By 18, he was in the Navy and spent 15 of the next 21 years at sea or overseas.
The only thing Keith knew about pork was that he loved ribs along with a pretty good scoop of macaroni and cheese on the side.
The closest he’d ever been to swine was the porcelain bank of the edge of his dresser and Porky Pig on the family Magnavox TV.
So how in the world did he land as president of the Pork Council in Oklahoma, a state with more than 2 million hogs and pigs?
The 54-year-old, who still sports a sharp Navy haircut, grins and takes a big bite out of that question – every time it’s asked.
Today, Reiner is 14 years into a career with HANOR/Roberts Ranch: hired as a maintenance supervisor at the Roberts Ranch at the Ames, Okla., site and now a project manager serving both the Ames and Mooreland sites in Oklahoma.
The HANOR family of companies is one of the nation’s premier pork producers. Featuring operations in various states with more than 500 employees, HANOR has grown to be a world- class leader in pork production.
“I think what I brought to the job was the same thing I think I brought to the Oklahoma Pork Council: a different perspective,” Reiner says. “I look at things in a different way than anybody in agriculture looks at it, because I’m a city boy.”
He adds, “We’re food producers. We’re a food company. And, especially nowadays, people want to know where their food comes from.
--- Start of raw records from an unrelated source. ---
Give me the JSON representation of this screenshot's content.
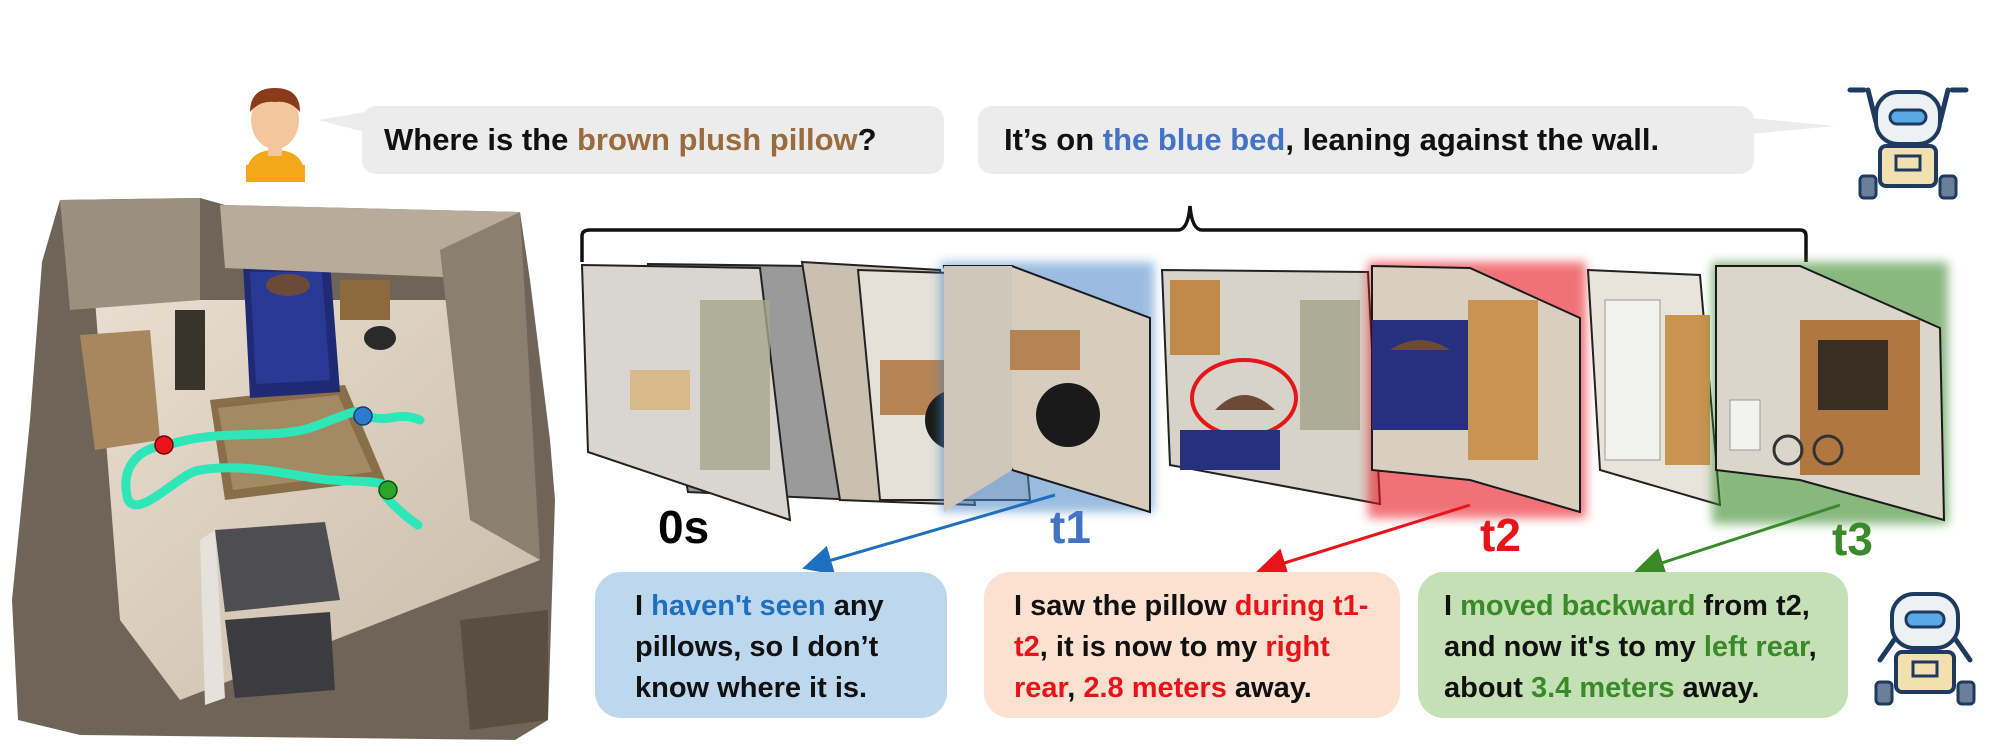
{
  "question": {
    "prefix": "Where is the ",
    "highlight": "brown plush pillow",
    "suffix": "?"
  },
  "response": {
    "prefix": "It’s on ",
    "highlight": "the blue bed",
    "suffix": ", leaning against the wall."
  },
  "time_labels": [
    "0s",
    "t1",
    "t2",
    "t3"
  ],
  "answers": [
    {
      "parts": [
        {
          "text": "I ",
          "color": "plain"
        },
        {
          "text": "haven't seen",
          "color": "blue"
        },
        {
          "text": " any pillows, so I don’t know where it is.",
          "color": "plain"
        }
      ]
    },
    {
      "parts": [
        {
          "text": "I saw the pillow ",
          "color": "plain"
        },
        {
          "text": "during t1-t2",
          "color": "red"
        },
        {
          "text": ", it is now to my ",
          "color": "plain"
        },
        {
          "text": "right rear",
          "color": "red"
        },
        {
          "text": ", ",
          "color": "plain"
        },
        {
          "text": "2.8 meters",
          "color": "red"
        },
        {
          "text": " away.",
          "color": "plain"
        }
      ]
    },
    {
      "parts": [
        {
          "text": "I ",
          "color": "plain"
        },
        {
          "text": "moved backward",
          "color": "green"
        },
        {
          "text": " from t2, and now it's to my ",
          "color": "plain"
        },
        {
          "text": "left rear",
          "color": "green"
        },
        {
          "text": ", about ",
          "color": "plain"
        },
        {
          "text": "3.4 meters",
          "color": "green"
        },
        {
          "text": " away.",
          "color": "plain"
        }
      ]
    }
  ],
  "colors": {
    "brown": "#9a6b3c",
    "blue": "#4472c4",
    "red": "#e8141b",
    "green": "#3a8a2a",
    "path": "#2ee6b8",
    "bubble_gray": "#ececec",
    "answer_blue_bg": "#bdd7ee",
    "answer_peach_bg": "#fbe1cf",
    "answer_green_bg": "#c5e0b4"
  },
  "icons": [
    "user-avatar-icon",
    "robot-icon"
  ]
}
We have to voice our opinion and show people the science behind what we do, because they don’t care that you got up at 3 o’clock in the morning to do this or that. They want safe and affordable food.
We have to show them that we’re producing just that.”
Commitment to the Industry
“The first part of my adult life I spent defending our country, the world and the constitution of this country,” Reiner says. “Basically, I’m spending the second part of my life feeding my country and the world.”
This product of the inner city is now as big a fan of agriculture and rural life as they come. Reiner appreciates that the board of the Pork Council has found a place for him, a city boy, right along side those who have grown up on farms their whole lives and others who have been in the industry for a couple of decades. It’s diversity with a common goal.
“You’ve got people who work for all these different companies, and we sit around one table and we all get along. We’re all friends,” Reiner says. “All of us on the council all have one concern, and that’s to make Oklahoma the best place in the country to raise to raise pigs.”